I'm pretty new to doing machine learning, and I stumbled upon Keras's Sequence page and was trying to understand the code block here:
from skimage.io import imread
from skimage.transform import resize
import numpy as np
import math
# Here, `x_set` is list of path to the images
# and `y_set` are the associated classes.
class CIFAR10Sequence(tf.keras.utils.Sequence):
def __init__(self, x_set, y_set, batch_size):
self.x, self.y = x_set, y_set
self.batch_size = batch_size
def __len__(self):
return math.ceil(len(self.x) / self.batch_size)
def __getitem__(self, idx):
low = idx * self.batch_size
# Cap upper bound at array length; the last batch may be smaller
# if the total number of items is not a multiple of batch size.
high = min(low + self.batch_size, len(self.x))
batch_x = self.x[low:high]
batch_y = self.y[low:high]
return np.array([
resize(imread(file_name), (200, 200))
for file_name in batch_x]), np.array(batch_y)
I got stuck at __getitem__
and have no clue how low
and high
works, can anybody help explain to me what's happening in __getitem__
? Why is low = idx * self.batch_size
? Why is high = min(low + self.batch_size, len(self.x))
?
The variable idx
represents the index, and the function def __getitem__(self, idx):
is used to fetch data from your CIFAR10Sequence
dataset.

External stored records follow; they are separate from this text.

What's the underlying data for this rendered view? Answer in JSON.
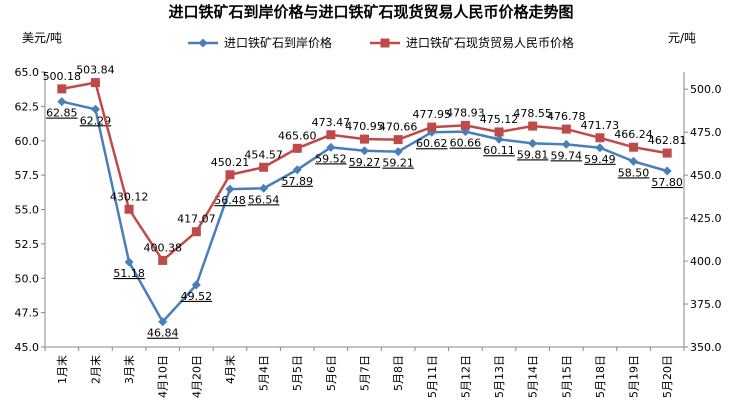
{
  "chart_data": {
    "type": "line",
    "title": "进口铁矿石到岸价格与进口铁矿石现货贸易人民币价格走势图",
    "left_unit": "美元/吨",
    "right_unit": "元/吨",
    "categories": [
      "1月末",
      "2月末",
      "3月末",
      "4月10日",
      "4月20日",
      "4月末",
      "5月4日",
      "5月5日",
      "5月6日",
      "5月7日",
      "5月8日",
      "5月11日",
      "5月12日",
      "5月13日",
      "5月14日",
      "5月15日",
      "5月18日",
      "5月19日",
      "5月20日"
    ],
    "series": [
      {
        "name": "进口铁矿石到岸价格",
        "axis": "left",
        "color": "#4a7ebb",
        "marker": "diamond",
        "values": [
          62.85,
          62.29,
          51.18,
          46.84,
          49.52,
          56.48,
          56.54,
          57.89,
          59.52,
          59.27,
          59.21,
          60.62,
          60.66,
          60.11,
          59.81,
          59.74,
          59.49,
          58.5,
          57.8
        ],
        "labels": [
          "62.85",
          "62.29",
          "51.18",
          "46.84",
          "49.52",
          "56.48",
          "56.54",
          "57.89",
          "59.52",
          "59.27",
          "59.21",
          "60.62",
          "60.66",
          "60.11",
          "59.81",
          "59.74",
          "59.49",
          "58.50",
          "57.80"
        ]
      },
      {
        "name": "进口铁矿石现货贸易人民币价格",
        "axis": "right",
        "color": "#be4b48",
        "marker": "square",
        "values": [
          500.18,
          503.84,
          430.12,
          400.38,
          417.07,
          450.21,
          454.57,
          465.6,
          473.47,
          470.95,
          470.66,
          477.95,
          478.93,
          475.12,
          478.55,
          476.78,
          471.73,
          466.24,
          462.81
        ],
        "labels": [
          "500.18",
          "503.84",
          "430.12",
          "400.38",
          "417.07",
          "450.21",
          "454.57",
          "465.60",
          "473.47",
          "470.95",
          "470.66",
          "477.95",
          "478.93",
          "475.12",
          "478.55",
          "476.78",
          "471.73",
          "466.24",
          "462.81"
        ]
      }
    ],
    "left_axis": {
      "min": 45.0,
      "max": 65.0,
      "step": 2.5,
      "ticks": [
        "45.0",
        "47.5",
        "50.0",
        "52.5",
        "55.0",
        "57.5",
        "60.0",
        "62.5",
        "65.0"
      ]
    },
    "right_axis": {
      "min": 350.0,
      "max": 510.0,
      "ticks": [
        "350.0",
        "375.0",
        "400.0",
        "425.0",
        "450.0",
        "475.0",
        "500.0"
      ],
      "tick_values": [
        350,
        375,
        400,
        425,
        450,
        475,
        500
      ]
    },
    "grid": false,
    "legend": "top"
  }
}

When loading data from a dataset, the dataloader generates the index (idx
) to sample a batch of data.
Now, let's delve into the code within the def __getitem__(self, idx):
function:
low = idx * self.batch_size
high = min(low + self.batch_size, len(self.x))

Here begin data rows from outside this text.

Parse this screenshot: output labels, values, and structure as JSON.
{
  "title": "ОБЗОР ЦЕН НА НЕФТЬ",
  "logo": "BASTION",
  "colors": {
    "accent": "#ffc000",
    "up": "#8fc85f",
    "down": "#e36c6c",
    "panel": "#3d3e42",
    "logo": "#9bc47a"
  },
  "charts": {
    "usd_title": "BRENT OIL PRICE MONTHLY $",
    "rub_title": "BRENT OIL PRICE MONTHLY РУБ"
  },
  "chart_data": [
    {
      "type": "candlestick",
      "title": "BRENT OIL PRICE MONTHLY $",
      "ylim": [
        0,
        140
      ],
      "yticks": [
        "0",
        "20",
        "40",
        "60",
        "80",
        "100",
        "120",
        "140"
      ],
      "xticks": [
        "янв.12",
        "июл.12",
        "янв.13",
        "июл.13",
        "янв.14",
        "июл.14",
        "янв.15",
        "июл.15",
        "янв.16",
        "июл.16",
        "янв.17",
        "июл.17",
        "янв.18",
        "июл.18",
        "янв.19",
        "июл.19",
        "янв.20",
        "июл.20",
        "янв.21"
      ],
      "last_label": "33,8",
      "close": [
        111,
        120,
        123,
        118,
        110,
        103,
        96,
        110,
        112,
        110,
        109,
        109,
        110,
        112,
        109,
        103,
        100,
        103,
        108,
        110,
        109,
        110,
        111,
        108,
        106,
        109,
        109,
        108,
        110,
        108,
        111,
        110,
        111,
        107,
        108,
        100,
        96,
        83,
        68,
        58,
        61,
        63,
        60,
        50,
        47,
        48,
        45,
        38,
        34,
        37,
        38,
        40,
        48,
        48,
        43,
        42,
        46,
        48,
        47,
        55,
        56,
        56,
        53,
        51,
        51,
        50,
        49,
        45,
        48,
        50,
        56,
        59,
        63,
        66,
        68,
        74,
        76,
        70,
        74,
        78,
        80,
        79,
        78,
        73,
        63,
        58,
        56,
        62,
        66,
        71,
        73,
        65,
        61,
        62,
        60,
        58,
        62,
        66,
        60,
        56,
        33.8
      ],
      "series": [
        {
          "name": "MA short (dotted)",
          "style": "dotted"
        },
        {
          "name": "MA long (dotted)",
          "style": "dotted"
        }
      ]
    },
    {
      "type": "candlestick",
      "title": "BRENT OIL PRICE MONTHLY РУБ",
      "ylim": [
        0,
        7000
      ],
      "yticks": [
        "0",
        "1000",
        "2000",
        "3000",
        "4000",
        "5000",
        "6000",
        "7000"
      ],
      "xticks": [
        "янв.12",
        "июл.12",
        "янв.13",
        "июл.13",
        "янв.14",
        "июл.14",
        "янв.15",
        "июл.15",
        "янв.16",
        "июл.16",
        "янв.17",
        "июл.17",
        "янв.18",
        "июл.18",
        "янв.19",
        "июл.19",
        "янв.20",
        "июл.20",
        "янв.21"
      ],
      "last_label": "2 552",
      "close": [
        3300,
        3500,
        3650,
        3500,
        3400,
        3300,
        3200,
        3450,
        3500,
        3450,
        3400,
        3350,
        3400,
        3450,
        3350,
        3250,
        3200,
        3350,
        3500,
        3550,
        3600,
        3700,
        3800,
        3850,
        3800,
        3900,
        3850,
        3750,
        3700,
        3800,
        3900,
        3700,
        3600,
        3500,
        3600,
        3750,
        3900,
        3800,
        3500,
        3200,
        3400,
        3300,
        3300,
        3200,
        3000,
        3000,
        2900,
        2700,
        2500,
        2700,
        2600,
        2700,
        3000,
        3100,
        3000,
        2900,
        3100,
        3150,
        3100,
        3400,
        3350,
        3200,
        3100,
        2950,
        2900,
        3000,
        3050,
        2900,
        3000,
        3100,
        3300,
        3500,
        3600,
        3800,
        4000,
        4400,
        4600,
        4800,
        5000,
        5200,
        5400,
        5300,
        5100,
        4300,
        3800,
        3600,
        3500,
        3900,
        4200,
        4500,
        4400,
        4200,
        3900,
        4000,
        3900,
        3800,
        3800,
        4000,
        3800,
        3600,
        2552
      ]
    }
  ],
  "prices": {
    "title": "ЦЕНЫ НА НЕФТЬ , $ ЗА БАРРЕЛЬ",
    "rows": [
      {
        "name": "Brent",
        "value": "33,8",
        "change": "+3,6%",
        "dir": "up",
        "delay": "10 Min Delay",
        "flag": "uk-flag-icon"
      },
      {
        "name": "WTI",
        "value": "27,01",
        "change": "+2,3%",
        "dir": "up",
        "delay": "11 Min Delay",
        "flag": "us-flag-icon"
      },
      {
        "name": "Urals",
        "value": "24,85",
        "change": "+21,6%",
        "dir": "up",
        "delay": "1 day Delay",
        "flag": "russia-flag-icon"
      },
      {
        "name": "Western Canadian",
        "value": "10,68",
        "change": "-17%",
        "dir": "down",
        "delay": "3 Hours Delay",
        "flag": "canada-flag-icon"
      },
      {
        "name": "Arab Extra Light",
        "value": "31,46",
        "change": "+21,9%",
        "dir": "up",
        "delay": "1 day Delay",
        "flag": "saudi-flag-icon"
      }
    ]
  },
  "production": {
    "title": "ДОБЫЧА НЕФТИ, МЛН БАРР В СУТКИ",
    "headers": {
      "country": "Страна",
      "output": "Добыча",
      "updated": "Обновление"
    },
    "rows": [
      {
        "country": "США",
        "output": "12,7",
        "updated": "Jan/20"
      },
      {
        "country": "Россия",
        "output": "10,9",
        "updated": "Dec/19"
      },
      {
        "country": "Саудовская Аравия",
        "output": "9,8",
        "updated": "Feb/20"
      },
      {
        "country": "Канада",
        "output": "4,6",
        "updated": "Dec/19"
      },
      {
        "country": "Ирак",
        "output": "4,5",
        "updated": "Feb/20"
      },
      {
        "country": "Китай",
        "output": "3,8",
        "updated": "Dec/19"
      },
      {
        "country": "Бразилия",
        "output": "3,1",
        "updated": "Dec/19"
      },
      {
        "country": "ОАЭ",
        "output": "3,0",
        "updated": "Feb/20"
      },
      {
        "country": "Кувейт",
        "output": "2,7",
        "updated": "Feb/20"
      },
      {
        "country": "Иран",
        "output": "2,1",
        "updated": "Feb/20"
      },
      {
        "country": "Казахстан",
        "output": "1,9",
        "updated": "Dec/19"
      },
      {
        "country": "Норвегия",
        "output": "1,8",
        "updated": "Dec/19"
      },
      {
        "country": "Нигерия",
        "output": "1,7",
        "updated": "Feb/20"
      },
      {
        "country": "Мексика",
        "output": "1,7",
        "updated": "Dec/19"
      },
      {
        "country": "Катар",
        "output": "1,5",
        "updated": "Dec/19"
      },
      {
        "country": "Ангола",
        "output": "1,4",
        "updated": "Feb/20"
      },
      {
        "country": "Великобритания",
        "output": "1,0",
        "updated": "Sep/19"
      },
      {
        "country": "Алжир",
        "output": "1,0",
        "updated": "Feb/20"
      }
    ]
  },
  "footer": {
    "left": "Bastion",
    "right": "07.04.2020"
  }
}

batch_x = self.x[low:high]
batch_y = self.y[low:high]
This function aims to sample a batch of data from your dataset within the interval defined by low
and high
. For example, suppose your dataset contains 420 data. If idx = 42
, and the batch size self.batch_size = 8
, the def __getitem__(self, idx):
function will sample data from 42×8 to 42×8+8.

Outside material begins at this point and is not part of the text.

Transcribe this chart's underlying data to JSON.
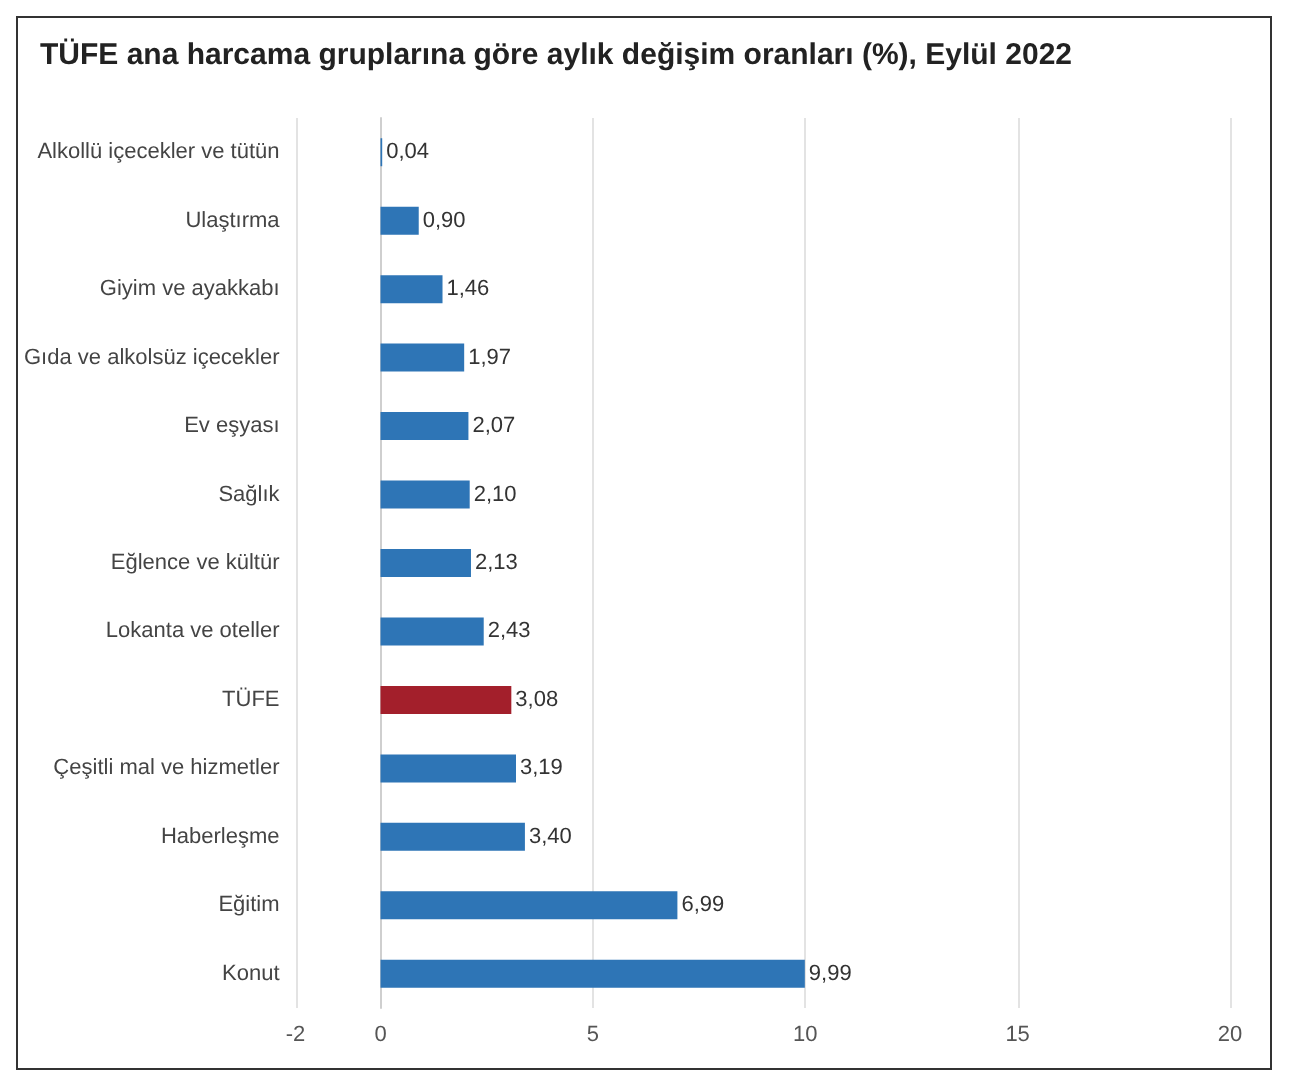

Now, let's see why the min()
function is used. Consider another example: If idx = 53
, 53×8 is greater than the total number of data (420). In this case, it would attempt to sample non-existent data. Therefore, through using min(low + self.batch_size, len(self.x))
, this code ensures that the def __getitem__(self, idx):
function does not sample data beyond the bounds of the dataset, preventing errors caused by trying to access non-existent data.